Government-affiliated utilities have historically been "very stable and largely immune to pronounced effects from changing economic conditions" due to their consistent financial performance and typically autonomous rate-setting authority, S&P Global Ratings credit analyst David Bodek said.

"However, recent weeks have been anything but ordinary, calling into question the degree of credit support that the legal right to establish rates autonomously provides," Bodek said in an April 29 report. "As coronavirus contagion accelerates and economic activity contracts due to illness and social distancing directives, S&P Global Ratings views these utilities as increasingly vulnerable to the potential economic effects of the pandemic."

Some public utilities may not be able to raise rates in response to revenue stream erosion caused by states' stay-at-home orders and economic shutdowns, Bodek wrote. Many states have either mandated or strongly encouraged utilities to suspend electric disconnections as residential, commercial and industrial customers struggle to pay bills.

READ MORE: Sign up for our weekly coronavirus newsletter here, and read our latest coverage on the crisis here.

The current economic crisis also puts pressure on cities and local governments overseeing municipal utilities.
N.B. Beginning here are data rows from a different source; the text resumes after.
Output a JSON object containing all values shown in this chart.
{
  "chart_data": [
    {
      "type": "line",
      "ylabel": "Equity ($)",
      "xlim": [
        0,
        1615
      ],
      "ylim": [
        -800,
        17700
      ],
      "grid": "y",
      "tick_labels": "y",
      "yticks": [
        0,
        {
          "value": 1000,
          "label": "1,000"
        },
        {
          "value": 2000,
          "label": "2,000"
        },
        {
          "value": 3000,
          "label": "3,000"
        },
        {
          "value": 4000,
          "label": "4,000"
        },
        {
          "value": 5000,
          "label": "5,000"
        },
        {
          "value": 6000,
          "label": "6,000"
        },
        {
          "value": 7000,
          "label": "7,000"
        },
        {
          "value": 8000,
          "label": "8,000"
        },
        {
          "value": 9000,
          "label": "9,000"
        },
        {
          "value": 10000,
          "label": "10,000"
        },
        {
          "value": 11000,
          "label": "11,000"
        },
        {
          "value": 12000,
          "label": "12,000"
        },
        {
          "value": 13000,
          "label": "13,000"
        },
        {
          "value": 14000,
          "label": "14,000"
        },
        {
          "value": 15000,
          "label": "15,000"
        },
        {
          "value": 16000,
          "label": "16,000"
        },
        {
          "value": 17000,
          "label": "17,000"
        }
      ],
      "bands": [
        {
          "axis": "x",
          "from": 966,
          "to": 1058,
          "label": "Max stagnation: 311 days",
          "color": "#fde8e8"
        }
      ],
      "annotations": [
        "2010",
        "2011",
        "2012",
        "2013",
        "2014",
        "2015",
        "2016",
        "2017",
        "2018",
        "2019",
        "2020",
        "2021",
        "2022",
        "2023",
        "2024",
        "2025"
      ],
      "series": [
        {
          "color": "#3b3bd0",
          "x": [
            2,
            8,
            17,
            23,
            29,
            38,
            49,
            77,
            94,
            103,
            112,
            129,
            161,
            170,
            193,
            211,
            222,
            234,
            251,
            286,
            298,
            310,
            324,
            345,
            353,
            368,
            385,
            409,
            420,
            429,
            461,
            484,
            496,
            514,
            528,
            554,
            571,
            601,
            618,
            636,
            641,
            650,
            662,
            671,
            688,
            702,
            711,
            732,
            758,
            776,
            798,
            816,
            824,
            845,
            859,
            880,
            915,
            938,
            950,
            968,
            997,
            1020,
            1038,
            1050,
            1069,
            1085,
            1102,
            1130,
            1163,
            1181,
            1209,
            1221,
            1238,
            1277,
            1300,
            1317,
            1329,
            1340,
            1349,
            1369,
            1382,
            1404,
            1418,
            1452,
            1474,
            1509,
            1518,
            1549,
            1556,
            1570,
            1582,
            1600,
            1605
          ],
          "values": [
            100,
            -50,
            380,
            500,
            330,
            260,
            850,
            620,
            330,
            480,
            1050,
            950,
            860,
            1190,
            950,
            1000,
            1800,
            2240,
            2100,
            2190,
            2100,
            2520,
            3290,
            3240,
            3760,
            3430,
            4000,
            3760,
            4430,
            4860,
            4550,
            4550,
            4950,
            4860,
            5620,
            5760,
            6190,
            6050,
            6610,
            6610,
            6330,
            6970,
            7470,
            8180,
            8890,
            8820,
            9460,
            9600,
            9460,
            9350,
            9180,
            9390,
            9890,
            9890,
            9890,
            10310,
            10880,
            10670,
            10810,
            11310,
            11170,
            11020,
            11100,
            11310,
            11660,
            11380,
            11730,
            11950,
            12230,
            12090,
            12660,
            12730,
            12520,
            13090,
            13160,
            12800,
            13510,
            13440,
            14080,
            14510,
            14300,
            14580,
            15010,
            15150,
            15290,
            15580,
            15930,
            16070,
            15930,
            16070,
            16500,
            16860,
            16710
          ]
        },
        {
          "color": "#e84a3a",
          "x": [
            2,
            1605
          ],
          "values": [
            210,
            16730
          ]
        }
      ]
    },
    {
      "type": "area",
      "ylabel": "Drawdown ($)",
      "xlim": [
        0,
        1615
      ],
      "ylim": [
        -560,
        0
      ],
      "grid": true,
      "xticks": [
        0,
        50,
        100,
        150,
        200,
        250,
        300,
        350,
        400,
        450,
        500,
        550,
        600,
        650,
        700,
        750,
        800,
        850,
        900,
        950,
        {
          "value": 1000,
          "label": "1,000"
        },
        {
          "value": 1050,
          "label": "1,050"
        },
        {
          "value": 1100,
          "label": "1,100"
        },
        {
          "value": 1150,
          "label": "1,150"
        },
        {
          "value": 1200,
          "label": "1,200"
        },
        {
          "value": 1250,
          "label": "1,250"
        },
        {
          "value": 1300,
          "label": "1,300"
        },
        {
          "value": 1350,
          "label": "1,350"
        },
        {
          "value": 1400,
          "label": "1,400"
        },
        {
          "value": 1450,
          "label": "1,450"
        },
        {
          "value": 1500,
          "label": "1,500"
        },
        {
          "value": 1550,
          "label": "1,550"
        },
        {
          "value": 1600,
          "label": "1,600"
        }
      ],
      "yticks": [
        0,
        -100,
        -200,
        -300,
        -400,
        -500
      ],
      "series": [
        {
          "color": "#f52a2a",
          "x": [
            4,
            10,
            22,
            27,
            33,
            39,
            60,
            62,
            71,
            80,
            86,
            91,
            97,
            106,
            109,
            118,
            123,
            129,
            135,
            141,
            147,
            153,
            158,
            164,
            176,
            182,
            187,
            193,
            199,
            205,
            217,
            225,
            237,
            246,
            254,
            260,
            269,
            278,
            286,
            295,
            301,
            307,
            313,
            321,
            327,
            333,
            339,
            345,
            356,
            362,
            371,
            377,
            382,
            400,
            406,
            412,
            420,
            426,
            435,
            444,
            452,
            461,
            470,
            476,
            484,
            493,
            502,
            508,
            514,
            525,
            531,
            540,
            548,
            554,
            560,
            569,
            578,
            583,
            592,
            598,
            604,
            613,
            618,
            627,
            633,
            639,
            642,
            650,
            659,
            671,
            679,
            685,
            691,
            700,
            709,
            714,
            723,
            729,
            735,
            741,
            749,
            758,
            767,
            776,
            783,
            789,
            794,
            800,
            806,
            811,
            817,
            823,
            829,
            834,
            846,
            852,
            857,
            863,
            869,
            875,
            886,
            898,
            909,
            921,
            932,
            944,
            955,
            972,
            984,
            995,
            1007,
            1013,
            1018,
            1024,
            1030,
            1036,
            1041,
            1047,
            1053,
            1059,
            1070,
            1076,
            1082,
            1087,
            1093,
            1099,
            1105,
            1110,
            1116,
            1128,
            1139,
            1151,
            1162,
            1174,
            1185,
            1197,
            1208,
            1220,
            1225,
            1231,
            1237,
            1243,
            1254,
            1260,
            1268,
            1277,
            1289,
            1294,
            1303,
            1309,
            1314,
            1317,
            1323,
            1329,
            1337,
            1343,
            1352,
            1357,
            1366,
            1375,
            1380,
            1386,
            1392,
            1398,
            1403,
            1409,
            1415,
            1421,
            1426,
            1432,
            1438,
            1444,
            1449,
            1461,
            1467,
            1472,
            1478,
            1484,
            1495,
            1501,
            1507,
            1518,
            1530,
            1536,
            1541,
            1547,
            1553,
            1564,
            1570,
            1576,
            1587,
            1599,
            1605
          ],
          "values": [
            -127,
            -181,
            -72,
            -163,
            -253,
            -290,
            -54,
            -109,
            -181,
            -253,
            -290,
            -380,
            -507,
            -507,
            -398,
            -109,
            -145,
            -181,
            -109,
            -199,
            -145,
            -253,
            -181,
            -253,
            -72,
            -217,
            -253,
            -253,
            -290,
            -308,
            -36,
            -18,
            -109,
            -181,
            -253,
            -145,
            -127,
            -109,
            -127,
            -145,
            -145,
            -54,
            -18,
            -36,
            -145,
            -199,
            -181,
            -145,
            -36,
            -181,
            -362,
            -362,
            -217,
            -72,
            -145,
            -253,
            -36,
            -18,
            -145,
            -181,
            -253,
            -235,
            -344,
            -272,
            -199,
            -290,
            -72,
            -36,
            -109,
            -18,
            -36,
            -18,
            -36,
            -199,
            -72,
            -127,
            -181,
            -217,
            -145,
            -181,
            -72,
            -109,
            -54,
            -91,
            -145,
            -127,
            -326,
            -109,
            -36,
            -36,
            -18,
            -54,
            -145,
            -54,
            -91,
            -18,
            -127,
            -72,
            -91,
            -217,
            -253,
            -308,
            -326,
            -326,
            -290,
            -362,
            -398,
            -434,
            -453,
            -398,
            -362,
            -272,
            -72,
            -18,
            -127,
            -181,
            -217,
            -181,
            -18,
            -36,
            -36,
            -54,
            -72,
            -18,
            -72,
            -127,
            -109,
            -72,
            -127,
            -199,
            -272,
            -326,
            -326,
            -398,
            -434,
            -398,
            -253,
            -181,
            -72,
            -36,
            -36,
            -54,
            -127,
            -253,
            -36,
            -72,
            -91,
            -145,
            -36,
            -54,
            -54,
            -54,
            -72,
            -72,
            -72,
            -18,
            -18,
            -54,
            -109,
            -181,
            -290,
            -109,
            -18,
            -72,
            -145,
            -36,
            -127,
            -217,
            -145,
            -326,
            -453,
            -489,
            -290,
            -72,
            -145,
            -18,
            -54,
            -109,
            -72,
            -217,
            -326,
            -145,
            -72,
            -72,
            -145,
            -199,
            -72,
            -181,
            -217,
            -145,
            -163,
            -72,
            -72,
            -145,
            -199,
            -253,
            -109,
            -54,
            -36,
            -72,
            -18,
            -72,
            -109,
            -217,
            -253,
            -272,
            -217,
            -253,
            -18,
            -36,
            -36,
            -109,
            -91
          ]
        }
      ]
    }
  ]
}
According to a recent survey of over 2,400 cities from the United States Conference of Mayors and the National League of Cities, nearly nine out of 10 cities expect budget shortfalls due to the COVID-19 pandemic. Nearly two-thirds of municipalities expect an immediate revenue loss from utility fees.

These governments typically receive transfers of surplus revenues or reserves from their utilities, either through payments or taxes, said Jennifer Chang, Moody's lead analyst on public power. One potential scenario is that cities may request larger transfers from utilities to help make up for budget shortfalls, but that is unlikely to be a widespread theme for the sector, in Chang's view.

In addition, utility board members and government officials overseeing these enterprises may be reluctant to raise rates during a recession, Bodek noted. But as financial pressures mount, city leaders may look to utilities for more revenue.

"The customer service area is important, and really the credit quality of the service economic area makes a difference," Chang said in an interview, noting that municipal utilities in weaker economic regions or that have higher exposure to commercial and industrial customers, such as investor-owned utilities, are more likely to see a hit in demand and revenue.

San Antonio municipal utility CPS Energy estimates its profits will decline by up to $100 million in its current fiscal year due to the coronavirus pandemic. The company estimates a 6% drop in electric load, particularly due to a decline in commercial and industrial usage.

Local governments are unlikely to consider selling public power utilities even if they have an acute need for cash, Chang said. Municipal utilities "are not typically easily sold," and Moody's does not see the number of utility sales rising, considering the political aspects and the fact that these utilities represent an essential service.

"It's not something that could happen overnight," Chang said. "It's not something that we're even hearing about as a potential solution for cities seeing anything like that."

For now, municipal utilities are trimming costs and delaying certain projects until the U.S. makes it through the worst of the coronavirus crisis. Groups representing public power providers are also calling for law changes that would help such utilities build greater liquidity by once again allowing for advance refunding on municipal bonds.

"We believe the financial impacts of the recession and pandemic on individual utilities and the stability of the ratings will depend on the duration and severity of these interlinked events, the sufficiency of liquidity available to serve as a shock absorber, the level of cash flow available for debt service, and the demographics of individual utilities' service territories," Bodek said.